March 26 of this year an Italian appellate court ruled to retry Knox as Italy does not have a double jeopardy law.  Knox will not have to appear before the courts in the retrial that will take place in Florence, Italy and will not face possible extradition unless the trial court finds her guilty and that guilty verdict is upheld by the Italian Supreme Court. If both courts find her guilty she would then only face possible extradition because the United States decides whether or not to extradite citizens case by case.

Knox was accused of killing housemate Meredith Kercher who was murdered November 1, 2007. Arrested on November 6, 2007, Knox spent the next four years in an Italian prison pleading her innocence. Kercher, a college student from London, was found naked and stabbed multiple times in the throat.  Knox, her boyfriend of seven days Raffaele Sollecite, and Rudy Guede an aquatintents of the young men that lived below the flat Knox, Kercher and two other women shared.  Guede’s DNA and fingerprints were found all over Kercher’s bedroom, clothing, and body.
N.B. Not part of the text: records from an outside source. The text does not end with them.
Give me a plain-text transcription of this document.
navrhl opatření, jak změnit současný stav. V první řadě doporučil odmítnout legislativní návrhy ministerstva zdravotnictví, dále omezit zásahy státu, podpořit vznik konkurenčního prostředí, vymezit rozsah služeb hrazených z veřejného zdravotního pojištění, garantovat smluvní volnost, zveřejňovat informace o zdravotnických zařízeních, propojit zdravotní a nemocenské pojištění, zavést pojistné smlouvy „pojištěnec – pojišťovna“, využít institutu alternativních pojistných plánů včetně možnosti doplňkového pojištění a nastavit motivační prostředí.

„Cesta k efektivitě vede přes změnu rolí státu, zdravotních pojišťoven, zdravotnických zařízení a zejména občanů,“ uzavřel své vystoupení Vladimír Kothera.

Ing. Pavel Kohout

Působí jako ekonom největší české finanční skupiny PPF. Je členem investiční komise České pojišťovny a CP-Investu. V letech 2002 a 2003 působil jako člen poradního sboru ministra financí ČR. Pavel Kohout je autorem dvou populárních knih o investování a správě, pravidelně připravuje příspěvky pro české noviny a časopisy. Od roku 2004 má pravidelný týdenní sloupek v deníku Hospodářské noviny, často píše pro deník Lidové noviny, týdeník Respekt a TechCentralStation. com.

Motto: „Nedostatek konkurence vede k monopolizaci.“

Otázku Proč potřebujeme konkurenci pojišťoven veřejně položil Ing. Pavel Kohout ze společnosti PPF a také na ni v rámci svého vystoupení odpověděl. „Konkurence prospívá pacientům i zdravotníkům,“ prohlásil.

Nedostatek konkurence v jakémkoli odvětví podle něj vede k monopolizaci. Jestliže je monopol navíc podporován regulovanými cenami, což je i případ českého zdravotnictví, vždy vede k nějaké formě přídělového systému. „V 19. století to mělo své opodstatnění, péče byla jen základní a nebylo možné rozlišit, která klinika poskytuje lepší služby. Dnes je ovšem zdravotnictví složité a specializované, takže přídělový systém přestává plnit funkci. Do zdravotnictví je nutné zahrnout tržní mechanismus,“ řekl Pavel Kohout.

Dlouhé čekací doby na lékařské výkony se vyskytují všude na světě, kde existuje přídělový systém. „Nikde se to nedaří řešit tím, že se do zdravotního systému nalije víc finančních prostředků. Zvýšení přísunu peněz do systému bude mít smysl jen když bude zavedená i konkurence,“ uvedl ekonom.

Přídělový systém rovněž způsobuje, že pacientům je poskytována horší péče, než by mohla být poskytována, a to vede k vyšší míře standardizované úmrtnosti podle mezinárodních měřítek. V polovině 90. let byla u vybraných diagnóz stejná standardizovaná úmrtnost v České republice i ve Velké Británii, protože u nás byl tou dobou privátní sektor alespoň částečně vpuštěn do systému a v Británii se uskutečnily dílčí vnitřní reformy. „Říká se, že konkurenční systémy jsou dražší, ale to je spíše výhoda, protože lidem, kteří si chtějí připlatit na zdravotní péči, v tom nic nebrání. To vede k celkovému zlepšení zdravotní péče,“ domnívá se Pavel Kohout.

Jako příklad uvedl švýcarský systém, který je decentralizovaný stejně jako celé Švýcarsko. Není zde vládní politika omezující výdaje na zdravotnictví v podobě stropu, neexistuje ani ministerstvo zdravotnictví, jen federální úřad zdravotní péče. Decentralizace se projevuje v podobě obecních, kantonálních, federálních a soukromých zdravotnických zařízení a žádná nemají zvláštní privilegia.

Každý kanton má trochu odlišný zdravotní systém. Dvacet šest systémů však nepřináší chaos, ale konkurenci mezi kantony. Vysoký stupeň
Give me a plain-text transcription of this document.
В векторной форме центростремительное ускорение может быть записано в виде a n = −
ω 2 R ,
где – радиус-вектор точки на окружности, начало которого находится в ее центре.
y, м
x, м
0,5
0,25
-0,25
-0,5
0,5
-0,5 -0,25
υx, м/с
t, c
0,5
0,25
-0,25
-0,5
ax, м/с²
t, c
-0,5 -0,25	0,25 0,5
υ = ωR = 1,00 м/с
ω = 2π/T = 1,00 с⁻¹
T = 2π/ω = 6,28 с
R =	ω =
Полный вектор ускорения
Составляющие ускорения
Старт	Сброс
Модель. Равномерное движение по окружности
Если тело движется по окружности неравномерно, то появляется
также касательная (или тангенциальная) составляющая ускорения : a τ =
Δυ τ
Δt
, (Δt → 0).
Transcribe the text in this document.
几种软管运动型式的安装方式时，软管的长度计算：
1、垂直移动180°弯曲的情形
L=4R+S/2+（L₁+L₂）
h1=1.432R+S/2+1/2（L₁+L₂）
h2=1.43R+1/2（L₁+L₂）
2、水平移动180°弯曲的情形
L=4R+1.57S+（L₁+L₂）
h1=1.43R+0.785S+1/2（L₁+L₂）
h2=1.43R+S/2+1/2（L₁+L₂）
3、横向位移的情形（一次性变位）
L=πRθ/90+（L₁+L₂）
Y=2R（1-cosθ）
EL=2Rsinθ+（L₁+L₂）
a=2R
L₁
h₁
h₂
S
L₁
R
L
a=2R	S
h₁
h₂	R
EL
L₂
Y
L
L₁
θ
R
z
His size 10 shoe print was found in her blood.  Guede had a criminal background that fit the MO of the murder having broken in to a nursery by throwing a rock through the window and found with a stolen knife, laptop, cell phone and cash.  Yet Knox was convicted of murdering Kercher on mishandled evidence and her broken Italian. Knox has maintained her innocence throughout the case even when her actions were not those that the world or Italy thought she should have.  Italian police criticized and attacked Knox on her actions and lack of grieving for her housemate.   Claiming she did a myriad of gymnastic moves and appeared not to be in distress over the murder instead continuing to kiss and cuddle with her new boyfriend.  Knox denied most of the police’s statements to her behavior in an interview with Diane Sawyer which aired on ABC’s 20/20 April 30, 2013 stating “The police claimed I was doing the splits and cart wheels and all these gymnastic moves.  I did the splits, that’s all one time. It was immature of me but I don’t think I understood the gravity of what was happening.”

The Knox trial lasted 318 days convicting all three defendants in the end; Guede’s sentence a mere 16 years in prison due to his cooperation with police and testifying against both Knox and Sollecite. Sollecite received 26 years for his part in the murder, never admitting to either his or Knox’s involvement in the Murder.  Knox’s sentence was light compared to what the prosecuting attorney would have liked, requesting “life imprisonment with nine months in solitary confinement” according to court records. Knox was sentenced to 29 years in prison on December 9, 2009.

Knox served four years of the 29 year sentence before an Italian appellate court ruled in her favor and over turned her conviction October 3, 2011. The court stated in their official report that the guilty verdict “was not corroborated by any objective element of evidence”. Referencing that neither Knox’s or Sollecite’s DNA having been found in the room Kercher was murdered in, mishandling of evidence by leaving crucial evidence in the crime scene for 45 days before retrieving it and handling evidence with visibly dirty gloves. Also labeling the police interrogations as “obsessive duration” and any incriminating statements made by Knox during the interrogation were evidence of her confusion under “great psychological pressure.” The judge also overturned Sollecite’s sentence allowing both to return to their families.